Ivey's office issued a statement saying she had both asked Attorney General Steve Marshall to withdraw motions seeking execution dates for two inmates and requested that the Department of Corrections undertake a full review of the state's execution process.
Ivey also requested that Marshall not seek additional execution dates for any other death row inmates until the review is complete.
The move followed the uncompleted execution Thursday of Kenneth Eugene Smith, which was the state's second such instance of being unable to put an inmate to death in the past two months and its third since 2018. The state completed an execution in July, but only after a three-hour delay caused at least partly by the same problem with starting an IV line.
Denying that prison officials or law enforcement are to blame for the problems, Ivey said "legal tactics and criminals hijacking the system are at play here."
"For the sake of the victims and their families, we've got to get this right," she said.
Corrections Commissioner John Hamm said the department is fully committed to the review and is "confident that we can get this done right."
"Everything is on the table — from our legal strategy in dealing with last minute appeals, to how we train and prepare, to the order and timing of events on execution day, to the personnel and equipment involved," Hamm said in a statement issued through the governor's office.
Marshall "read the governor's and commissioner's comments with interest" and "will have more to say on this at a later date," said Mike Lewis, a spokesman for the attorney general.
The Death Penalty Information Center, an anti-death-penalty group with a large database on executions, said no state other than Alabama has had to halt an execution in progress since 2017, when Ohio halted Alva Campbell's lethal injection because workers couldn't find a vein.
The executive director of the organization, Robert Dunham, said Ivey was right to seek an investigation and a pause, but any review of the system needs to be done by someone other than the state's prison system. While Ivey blamed defense efforts for execution failures, Dunham said her "willful blindness" to the prison system's woes were part of the problem.
"The Alabama Department of Corrections has a history of denying and bending the truth about its execution failures, and it cannot be trusted to meaningfully investigate its own incompetence and wrongdoing," he said.
Earlier this year, after Tennessee Gov. Bill Lee halted a lethal injection in April because he learned the drugs hadn't been tested as required, he ordered an independent investigation and paused all executions through the end of the year.

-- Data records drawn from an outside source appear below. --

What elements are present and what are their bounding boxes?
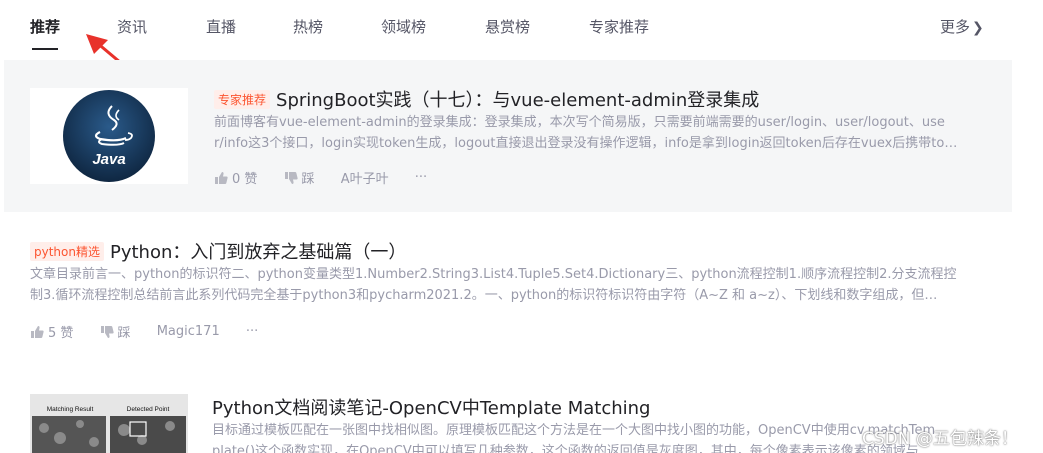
more-options-icon[interactable]: ···: [246, 324, 258, 339]
article-title[interactable]: Python：入门到放弃之基础篇（一）: [110, 242, 406, 263]
like-button[interactable]: 0 赞: [214, 168, 257, 187]
article-card[interactable]: python精选 Python：入门到放弃之基础篇（一） 文章目录前言一、pyth…: [0, 226, 1043, 356]
active-tab-indicator: [32, 48, 58, 50]
article-meta: 5 赞 踩 Magic171 ···: [30, 322, 258, 341]
like-button[interactable]: 5 赞: [30, 322, 73, 341]
article-thumbnail[interactable]: Matching Result Detected Point: [30, 394, 188, 453]
expert-recommend-badge: 专家推荐: [214, 90, 271, 109]
author-name[interactable]: Magic171: [157, 324, 220, 339]
dislike-label: 踩: [301, 172, 315, 187]
article-thumbnail[interactable]: Java: [30, 88, 188, 184]
java-logo-label: Java: [92, 151, 125, 168]
python-featured-badge: python精选: [30, 242, 104, 261]
article-title[interactable]: Python文档阅读笔记-OpenCV中Template Matching: [212, 398, 650, 419]
thumbs-up-icon: [31, 325, 44, 338]
dislike-label: 踩: [117, 326, 131, 341]
tab-expert-recommend[interactable]: 专家推荐: [589, 16, 649, 37]
tab-recommend[interactable]: 推荐: [30, 16, 60, 37]
summary-line: 文章目录前言一、python的标识符二、python变量类型1.Number2.…: [30, 267, 957, 282]
more-label: 更多: [940, 18, 971, 36]
article-card[interactable]: Java 专家推荐 SpringBoot实践（十七）：与vue-element-a…: [4, 60, 1012, 212]
article-title[interactable]: SpringBoot实践（十七）：与vue-element-admin登录集成: [276, 90, 759, 111]
summary-line: 制3.循环流程控制总结前言此系列代码完全基于python3和pycharm202…: [30, 288, 938, 303]
dislike-button[interactable]: 踩: [100, 322, 131, 341]
author-name[interactable]: A叶子叶: [341, 168, 389, 187]
thumb-caption-left: Matching Result: [47, 406, 94, 413]
article-summary[interactable]: 文章目录前言一、python的标识符二、python变量类型1.Number2.…: [30, 264, 990, 308]
chevron-right-icon: ❯: [972, 20, 984, 36]
thumbs-up-icon: [215, 171, 228, 184]
like-count: 0 赞: [232, 172, 258, 187]
more-options-icon[interactable]: ···: [415, 170, 427, 185]
article-title-row: Python文档阅读笔记-OpenCV中Template Matching: [212, 394, 650, 420]
article-meta: 0 赞 踩 A叶子叶 ···: [214, 168, 427, 187]
tab-hot-list[interactable]: 热榜: [293, 16, 323, 37]
article-summary[interactable]: 前面博客有vue-element-admin的登录集成：登录集成，本次写个简易版…: [214, 112, 994, 156]
summary-line: 前面博客有vue-element-admin的登录集成：登录集成，本次写个简易版…: [214, 115, 945, 130]
tab-domain-list[interactable]: 领域榜: [381, 16, 426, 37]
like-count: 5 赞: [48, 326, 74, 341]
article-title-row: python精选 Python：入门到放弃之基础篇（一）: [30, 238, 406, 264]
template-matching-image: Matching Result Detected Point: [30, 394, 188, 453]
thumbs-down-icon: [284, 171, 298, 184]
thumbs-down-icon: [100, 325, 114, 338]
article-title-row: 专家推荐 SpringBoot实践（十七）：与vue-element-admin登…: [214, 86, 759, 112]
thumb-caption-right: Detected Point: [127, 406, 170, 413]
summary-line: r/info这3个接口，login实现token生成，logout直接退出登录没…: [214, 136, 958, 151]
dislike-button[interactable]: 踩: [284, 168, 315, 187]
tab-live[interactable]: 直播: [206, 16, 236, 37]
more-button[interactable]: 更多 ❯: [940, 16, 984, 37]
tab-bounty-list[interactable]: 悬赏榜: [485, 16, 530, 37]
java-logo-icon: Java: [63, 90, 155, 182]
csdn-watermark: CSDN @五包辣条！: [862, 429, 1018, 449]
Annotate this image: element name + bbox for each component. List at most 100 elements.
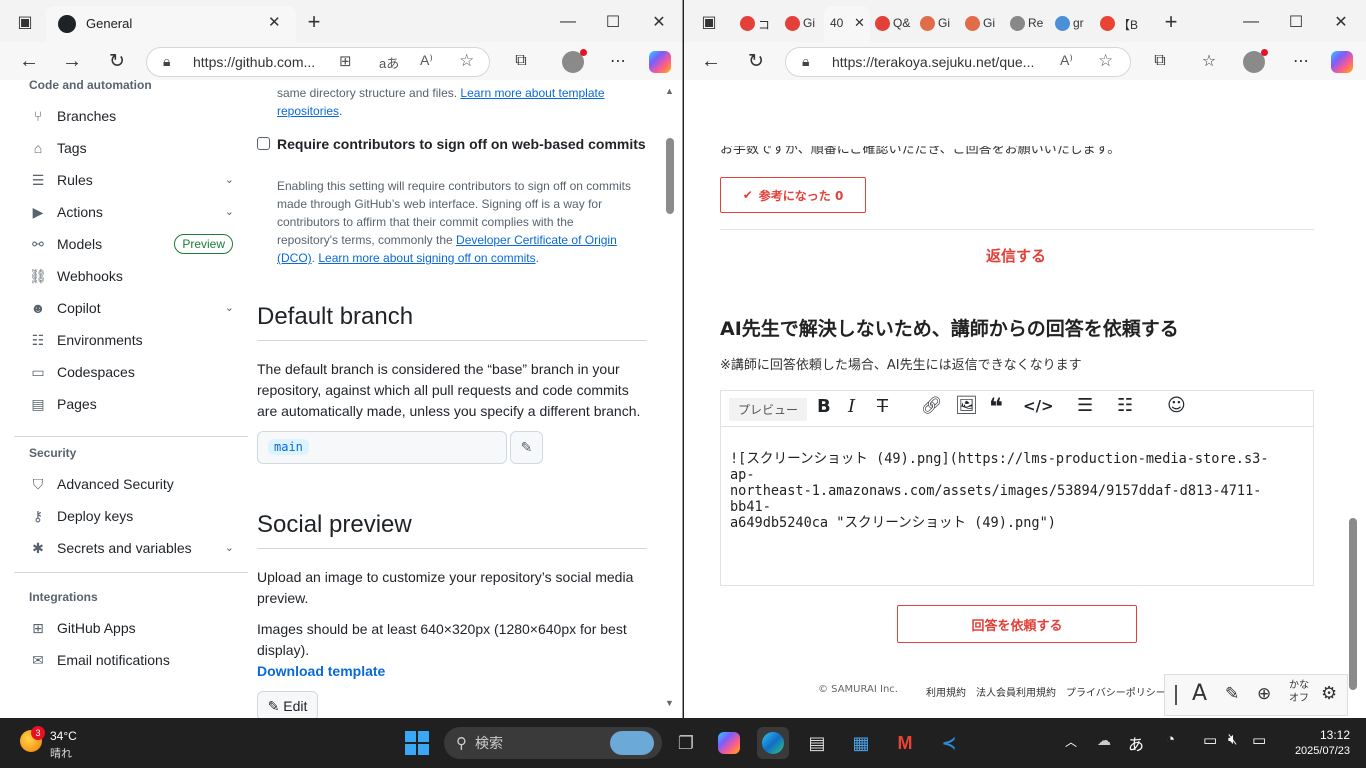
url-field[interactable]: 🔒︎ https://github.com... ⊞ aあ A⁾ ☆ — [146, 47, 490, 77]
sidebar-item-codespaces[interactable]: ▭ Codespaces — [14, 357, 248, 387]
chevron-down-icon[interactable]: ⌄ — [225, 301, 234, 314]
focus-assist-icon[interactable]: ◔ — [1166, 731, 1175, 748]
ime-kana-toggle[interactable]: かな オフ — [1289, 679, 1309, 705]
favorite-star-icon[interactable]: ☆ — [1098, 51, 1113, 71]
back-icon[interactable]: ← — [697, 47, 725, 75]
ime-settings-icon[interactable]: ⚙ — [1321, 683, 1337, 704]
browser-tab[interactable]: Re — [1004, 6, 1048, 42]
footer-privacy-link[interactable]: プライバシーポリシー — [1066, 684, 1166, 699]
close-tab-icon[interactable]: ✕ — [854, 15, 865, 31]
browser-tab[interactable]: Q& — [869, 6, 913, 42]
tab-github-general[interactable]: General ✕ — [46, 6, 296, 42]
browser-tab[interactable]: gr — [1049, 6, 1093, 42]
refresh-icon[interactable]: ↻ — [742, 47, 770, 75]
strikethrough-icon[interactable]: T — [877, 396, 888, 417]
template-learn-more-link[interactable]: Learn more about template — [460, 86, 604, 100]
user-avatar[interactable] — [1288, 99, 1316, 127]
quote-icon[interactable]: ❝ — [989, 393, 1003, 421]
dco-abbr-link[interactable]: (DCO) — [277, 251, 312, 265]
chevron-down-icon[interactable]: ⌄ — [225, 541, 234, 554]
browser-tab[interactable]: コ — [734, 6, 778, 42]
weather-temp[interactable]: 34°C — [50, 729, 77, 743]
copilot-icon[interactable] — [1331, 51, 1353, 73]
chevron-down-icon[interactable]: ⌄ — [225, 173, 234, 186]
template-repositories-link[interactable]: repositories — [277, 104, 339, 118]
edge-app-icon[interactable] — [757, 727, 789, 759]
users-icon[interactable]: 👥︎▾ — [1188, 102, 1223, 126]
sidebar-item-rules[interactable]: ☰ Rules ⌄ — [14, 165, 248, 195]
notepad-app-icon[interactable]: ▦ — [845, 727, 877, 759]
tab-actions-icon[interactable]: ▣ — [11, 8, 39, 36]
signoff-label[interactable]: Require contributors to sign off on web-… — [277, 134, 646, 155]
code-icon[interactable]: </> — [1023, 397, 1054, 415]
scroll-up-arrow[interactable]: ▲ — [665, 86, 674, 96]
sidebar-item-branches[interactable]: ⑂ Branches — [14, 101, 248, 131]
editor-textarea[interactable]: ![スクリーンショット (49).png](https://lms-produc… — [730, 451, 1293, 531]
footer-terms-link[interactable]: 利用規約 — [926, 684, 966, 699]
signoff-learn-more-link[interactable]: Learn more about signing off on commits — [318, 251, 535, 265]
download-template-link[interactable]: Download template — [257, 661, 385, 682]
sidebar-item-advanced-security[interactable]: ⛉ Advanced Security — [14, 469, 248, 499]
sidebar-item-deploy-keys[interactable]: ⚷ Deploy keys — [14, 501, 248, 531]
sidebar-item-environments[interactable]: ☷ Environments — [14, 325, 248, 355]
numbered-list-icon[interactable]: ☷ — [1117, 395, 1133, 416]
more-menu-icon[interactable]: ⋯ — [1287, 47, 1315, 75]
extensions-icon[interactable]: ⧉ — [1146, 47, 1174, 75]
browser-tab[interactable]: 【B — [1094, 6, 1138, 42]
bold-icon[interactable]: B — [817, 396, 831, 417]
ime-pad-icon[interactable]: ✎ — [1225, 684, 1239, 704]
translate-icon[interactable]: aあ — [379, 53, 399, 72]
volume-muted-icon[interactable]: 🔇︎ — [1228, 731, 1237, 748]
browser-tab[interactable]: Gi — [959, 6, 1003, 42]
more-menu-icon[interactable]: ⋯ — [604, 47, 632, 75]
browser-tab[interactable]: 40 ✕ — [824, 6, 870, 42]
hamburger-menu-icon[interactable] — [711, 103, 738, 122]
maximize-icon[interactable]: ☐ — [1282, 8, 1310, 36]
browser-tab[interactable]: Gi — [914, 6, 958, 42]
edit-social-button[interactable]: ✎ Edit — [257, 691, 318, 718]
ime-dictionary-icon[interactable]: ⊕ — [1257, 684, 1271, 704]
clock-time[interactable]: 13:12 — [1300, 728, 1350, 742]
reply-link[interactable]: 返信する — [684, 245, 1348, 266]
maximize-icon[interactable]: ☐ — [599, 8, 627, 36]
right-scrollbar-thumb[interactable] — [1349, 518, 1357, 690]
profile-avatar[interactable] — [562, 49, 587, 73]
minimize-icon[interactable]: — — [554, 8, 582, 36]
edit-branch-button[interactable]: ✎ — [510, 431, 543, 464]
clock-date[interactable]: 2025/07/23 — [1282, 745, 1350, 757]
request-answer-button[interactable]: 回答を依頼する — [897, 605, 1137, 643]
windows-start-icon[interactable] — [401, 727, 433, 759]
sidebar-item-pages[interactable]: ▤ Pages — [14, 389, 248, 419]
minimize-icon[interactable]: — — [1237, 8, 1265, 36]
terminal-app-icon[interactable]: ▤ — [801, 727, 833, 759]
close-window-icon[interactable]: ✕ — [1327, 8, 1355, 36]
back-icon[interactable]: ← — [15, 47, 43, 75]
left-scrollbar-thumb[interactable] — [666, 138, 674, 214]
dco-link[interactable]: Developer Certificate of Origin — [456, 233, 617, 247]
sidebar-item-github-apps[interactable]: ⊞ GitHub Apps — [14, 613, 248, 643]
preview-tab[interactable]: プレビュー — [729, 398, 808, 421]
footer-corp-terms-link[interactable]: 法人会員利用規約 — [976, 684, 1056, 699]
sidebar-item-actions[interactable]: ▶ Actions ⌄ — [14, 197, 248, 227]
forward-icon[interactable]: → — [58, 47, 86, 75]
tab-actions-icon[interactable]: ▣ — [695, 8, 723, 36]
wifi-monitor-icon[interactable]: ▭ — [1203, 731, 1217, 749]
apps-available-icon[interactable]: ⊞ — [339, 52, 352, 70]
link-icon[interactable]: 🔗︎ — [921, 396, 943, 416]
sidebar-item-webhooks[interactable]: ⛓ Webhooks — [14, 261, 248, 291]
favorite-star-icon[interactable]: ☆ — [459, 51, 474, 71]
sidebar-item-models[interactable]: ⚯ Models Preview — [14, 229, 248, 259]
browser-tab[interactable]: Gi — [779, 6, 823, 42]
close-window-icon[interactable]: ✕ — [645, 8, 673, 36]
emoji-icon[interactable]: ☺ — [1167, 395, 1186, 416]
profile-avatar[interactable] — [1243, 49, 1268, 73]
read-aloud-icon[interactable]: A⁾ — [420, 52, 433, 69]
vscode-app-icon[interactable]: ≺ — [933, 727, 965, 759]
show-hidden-icons-chevron[interactable]: ︿ — [1065, 733, 1077, 750]
extensions-icon[interactable]: ⧉ — [507, 47, 535, 75]
image-icon[interactable]: 🖼︎ — [955, 395, 978, 416]
signoff-checkbox[interactable] — [257, 137, 270, 150]
url-field[interactable]: 🔒︎ https://terakoya.sejuku.net/que... A⁾… — [785, 47, 1131, 77]
sidebar-item-copilot[interactable]: ☻ Copilot ⌄ — [14, 293, 248, 323]
network-off-icon[interactable]: ☁ — [1097, 732, 1111, 749]
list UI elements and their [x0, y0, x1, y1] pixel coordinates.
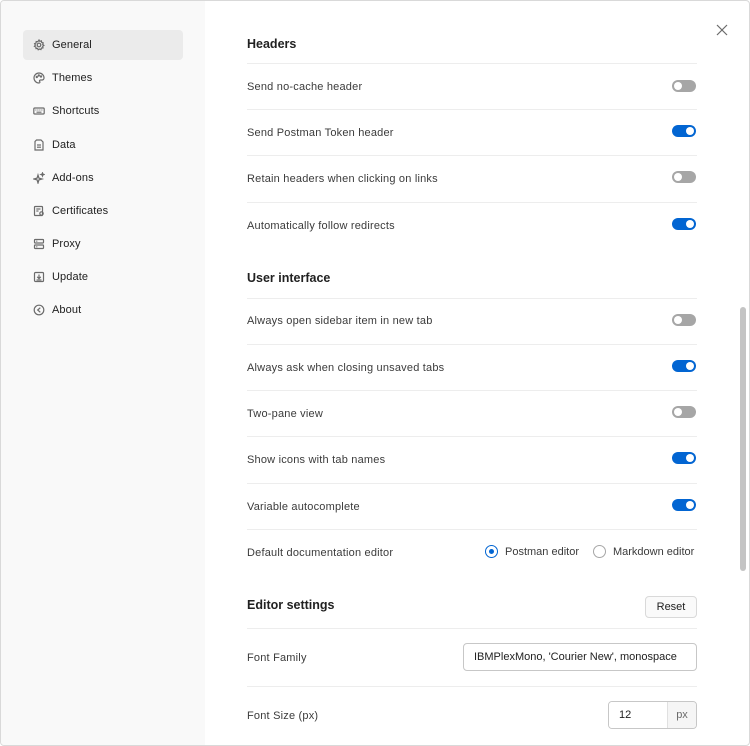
close-button[interactable]: [715, 23, 729, 37]
proxy-icon: [33, 238, 45, 250]
divider: [247, 628, 697, 629]
radio-markdown-editor[interactable]: Markdown editor: [592, 545, 695, 558]
row-label-retain-headers: Retain headers when clicking on links: [247, 173, 438, 185]
row-label-tab-icons: Show icons with tab names: [247, 454, 386, 466]
sidebar-item-about[interactable]: About: [23, 295, 183, 325]
sidebar-item-proxy[interactable]: Proxy: [23, 229, 183, 259]
section-title-user-interface: User interface: [247, 271, 331, 285]
toggle-variable-autocomplete[interactable]: [672, 499, 696, 511]
row-label-sidebar-new-tab: Always open sidebar item in new tab: [247, 315, 433, 327]
toggle-no-cache[interactable]: [672, 80, 696, 92]
data-icon: [34, 139, 44, 151]
divider: [247, 483, 697, 484]
reset-button[interactable]: Reset: [645, 596, 697, 618]
sidebar-item-label: About: [52, 304, 82, 316]
divider: [247, 298, 697, 299]
divider: [247, 529, 697, 530]
settings-sidebar: General Themes Shortcuts Data Add-ons Ce…: [1, 1, 205, 745]
close-icon: [716, 24, 728, 36]
sidebar-item-add-ons[interactable]: Add-ons: [23, 163, 183, 193]
radio-button[interactable]: [592, 545, 606, 558]
gear-icon: [33, 39, 45, 51]
sidebar-item-update[interactable]: Update: [23, 262, 183, 292]
sparkle-icon: [33, 172, 45, 184]
radio-postman-editor[interactable]: Postman editor: [485, 545, 579, 558]
scrollbar-thumb[interactable]: [740, 307, 746, 571]
sidebar-item-label: Update: [52, 271, 89, 283]
row-label-font-size: Font Size (px): [247, 710, 319, 722]
divider: [247, 155, 697, 156]
sidebar-item-label: Themes: [52, 72, 93, 84]
divider: [247, 63, 697, 64]
radio-label: Postman editor: [505, 545, 579, 558]
row-label-font-family: Font Family: [247, 652, 307, 664]
row-label-two-pane: Two-pane view: [247, 408, 323, 420]
section-title-editor-settings: Editor settings: [247, 598, 335, 612]
toggle-follow-redirects[interactable]: [672, 218, 696, 230]
divider: [247, 109, 697, 110]
sidebar-item-shortcuts[interactable]: Shortcuts: [23, 96, 183, 126]
toggle-ask-unsaved[interactable]: [672, 360, 696, 372]
sidebar-item-general[interactable]: General: [23, 30, 183, 60]
palette-icon: [33, 72, 45, 84]
sidebar-item-label: Shortcuts: [52, 105, 100, 117]
sidebar-item-label: General: [52, 39, 92, 51]
font-size-input[interactable]: [609, 702, 667, 728]
row-label-follow-redirects: Automatically follow redirects: [247, 220, 395, 232]
doc-editor-radio-group: Postman editor Markdown editor: [485, 545, 694, 558]
font-size-unit: px: [667, 702, 696, 728]
divider: [247, 202, 697, 203]
row-label-postman-token: Send Postman Token header: [247, 127, 394, 139]
section-title-headers: Headers: [247, 37, 297, 51]
toggle-tab-icons[interactable]: [672, 452, 696, 464]
certificate-icon: [33, 205, 44, 217]
row-label-no-cache: Send no-cache header: [247, 81, 363, 93]
keyboard-icon: [33, 107, 45, 115]
sidebar-item-certificates[interactable]: Certificates: [23, 196, 183, 226]
sidebar-item-label: Proxy: [52, 238, 81, 250]
radio-label: Markdown editor: [612, 545, 695, 558]
row-label-doc-editor: Default documentation editor: [247, 547, 394, 559]
font-family-input[interactable]: [463, 643, 697, 671]
row-label-variable-autocomplete: Variable autocomplete: [247, 501, 360, 513]
toggle-sidebar-new-tab[interactable]: [672, 314, 696, 326]
about-icon: [33, 304, 45, 316]
divider: [247, 436, 697, 437]
divider: [247, 344, 697, 345]
sidebar-item-label: Certificates: [52, 205, 109, 217]
toggle-two-pane[interactable]: [672, 406, 696, 418]
sidebar-item-label: Add-ons: [52, 172, 94, 184]
toggle-retain-headers[interactable]: [672, 171, 696, 183]
divider: [247, 686, 697, 687]
toggle-postman-token[interactable]: [672, 125, 696, 137]
radio-button-checked[interactable]: [485, 545, 498, 558]
settings-modal: General Themes Shortcuts Data Add-ons Ce…: [0, 0, 750, 746]
sidebar-item-data[interactable]: Data: [23, 130, 183, 160]
font-size-field: px: [608, 701, 697, 729]
sidebar-item-themes[interactable]: Themes: [23, 63, 183, 93]
row-label-ask-unsaved: Always ask when closing unsaved tabs: [247, 362, 445, 374]
divider: [247, 390, 697, 391]
download-icon: [33, 271, 45, 283]
sidebar-item-label: Data: [52, 139, 76, 151]
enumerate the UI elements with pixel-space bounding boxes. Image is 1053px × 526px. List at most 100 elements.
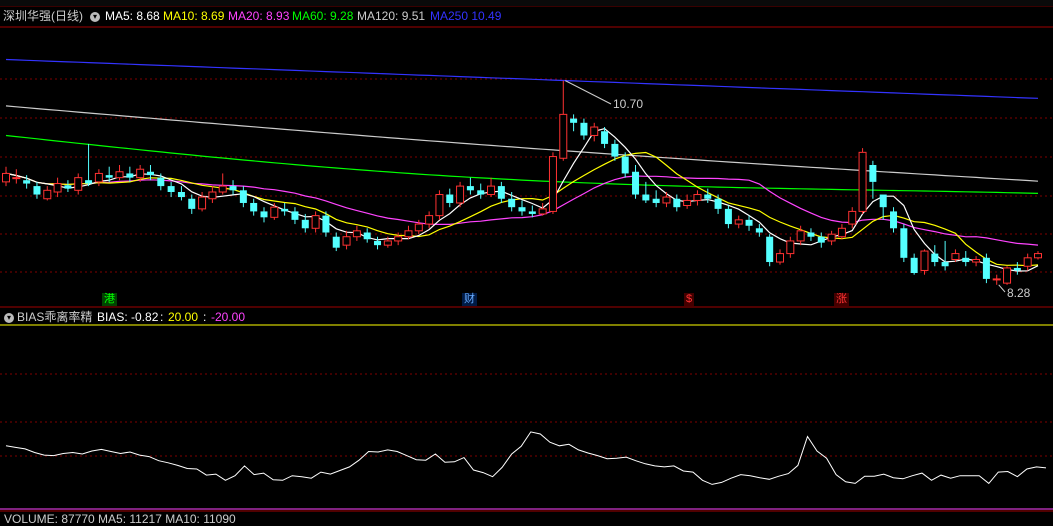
candle-body [724, 208, 732, 225]
candle [962, 251, 970, 267]
candle [683, 194, 692, 209]
bias-lower-value: -20.00 [211, 310, 246, 324]
candle-body [250, 202, 258, 212]
bias-dropdown-icon[interactable]: ▾ [4, 310, 14, 324]
candle [1013, 262, 1021, 275]
candle-body [136, 168, 145, 179]
candle [404, 225, 413, 240]
bias-upper-value: 20.00 [168, 310, 199, 324]
candle [570, 114, 578, 132]
event-marker-dividend[interactable]: $ [684, 293, 695, 306]
candle-body [662, 196, 671, 204]
chart-title: 深圳华强(日线) [3, 9, 83, 23]
candle [250, 198, 258, 216]
candle [548, 152, 557, 214]
high-price-marker: 10.70 [613, 97, 644, 111]
candle-body [910, 257, 918, 273]
candle-body [33, 186, 41, 195]
candle [714, 194, 722, 214]
candle [1003, 266, 1012, 285]
event-marker-limit-up[interactable]: 涨 [834, 293, 849, 306]
candle [208, 186, 217, 203]
candle [662, 192, 671, 208]
candle-body [931, 253, 939, 263]
candle [126, 166, 134, 182]
ma10-label: MA10: 8.69 [163, 9, 225, 23]
candle-body [497, 186, 505, 199]
candle-body [601, 131, 609, 144]
candle-body [218, 185, 227, 193]
ma120-line [5, 105, 1039, 182]
candle [167, 181, 175, 198]
candle-body [858, 151, 867, 212]
candle [74, 173, 83, 195]
candle-body [301, 219, 309, 229]
candle [745, 215, 753, 231]
candle-body [848, 210, 857, 225]
candle [446, 188, 454, 208]
candle-body [962, 257, 970, 263]
candle-body [518, 207, 526, 212]
candle-body [879, 194, 887, 208]
candle [332, 232, 340, 252]
candle-body [239, 190, 247, 203]
candle-body [43, 189, 52, 200]
candle-body [12, 177, 21, 180]
candle [518, 200, 526, 216]
candle [1034, 251, 1042, 260]
candle-body [632, 171, 640, 195]
candle [580, 118, 588, 140]
candle-body [115, 171, 124, 179]
bias-value: BIAS: -0.82 [97, 310, 159, 324]
candlestick-chart[interactable] [0, 0, 1053, 518]
candle [528, 205, 536, 218]
candle [260, 207, 268, 223]
candle-body [352, 230, 361, 238]
candle-body [580, 122, 588, 136]
candle-body [425, 215, 434, 225]
volume-header: VOLUME: 87770 MA5: 11217 MA10: 11090 [4, 512, 236, 526]
candle [466, 177, 474, 195]
candle [837, 224, 846, 240]
candle [64, 180, 72, 192]
candle-body [198, 196, 207, 210]
candle-body [951, 253, 960, 260]
event-marker-hk[interactable]: 港 [102, 293, 117, 306]
candle-body [270, 206, 279, 218]
candle-body [291, 211, 299, 220]
candle [755, 224, 763, 237]
candle-body [837, 227, 846, 238]
candle-body [446, 194, 454, 203]
settings-dropdown-icon[interactable]: ▾ [90, 9, 100, 23]
candle [33, 181, 41, 199]
candle-body [456, 185, 465, 204]
candle [972, 256, 981, 267]
candle [456, 181, 465, 208]
candle-body [105, 175, 113, 178]
candle-body [363, 232, 371, 240]
candle [342, 230, 351, 250]
candle-body [281, 208, 289, 212]
candle-body [890, 211, 898, 229]
candle [817, 232, 825, 248]
ma20-label: MA20: 8.93 [228, 9, 290, 23]
candle [291, 207, 299, 225]
ma60-label: MA60: 9.28 [292, 9, 354, 23]
bias-panel [5, 431, 1047, 485]
candle-body [466, 186, 474, 191]
candle-body [74, 177, 83, 191]
candle [229, 180, 237, 195]
candle-body [817, 236, 825, 243]
candle-body [693, 194, 702, 201]
candle [281, 202, 289, 216]
candle [85, 143, 93, 187]
candle-body [435, 194, 444, 217]
candles [2, 80, 1042, 293]
candle-body [704, 194, 712, 199]
candle [425, 211, 434, 229]
candle-body [920, 250, 929, 271]
candle-body [786, 240, 795, 255]
candle [673, 194, 681, 212]
ma250-label: MA250 10.49 [430, 9, 502, 23]
event-marker-finance[interactable]: 财 [462, 293, 477, 306]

Alabama's execution of Joe Nathan James Jr. took several hours to get underway in July because of problems establishing an IV line, leading anti-death-penalty group Reprieve US Forensic Justice Initiative to claim the execution was botched.
In September, the state called off the scheduled execution of Alan Eugene Miller because of difficulty accessing his veins. Miller said in a court filing that prison staff poked him with needles for more than an hour, and at one point left him hanging vertically on a gurney before announcing they were stopping. Prison officials have maintained the delays were the result of the state carefully following procedures.
Ivey asked the state to withdraw motions seeking execution dates for Miller and James Edward Barber, the only two death row inmates with such requests before the Alabama Supreme Court.
Alabama in 2018 called off the execution of Doyle Hamm because of problems getting the intravenous line connected. Hamm had damaged veins because of lymphoma, hepatitis and past drug use, his lawyer said. Hamm later died in prison of natural causes.
Alabama should have imposed an execution moratorium after Hamm's failed execution for the benefit of everyone, said Bernard Harcourt, an attorney who represented Hamm for years.
"As a political matter, Gov. Ivey mentions only the victims, but these botched executions have been ordeals for the men on the gurney, their families, friends, ministers, and attorneys, and all the men and women working at the prison and involved in these botched attempts. The trauma of these executions extend widely to everyone that they touch," Harcourt said.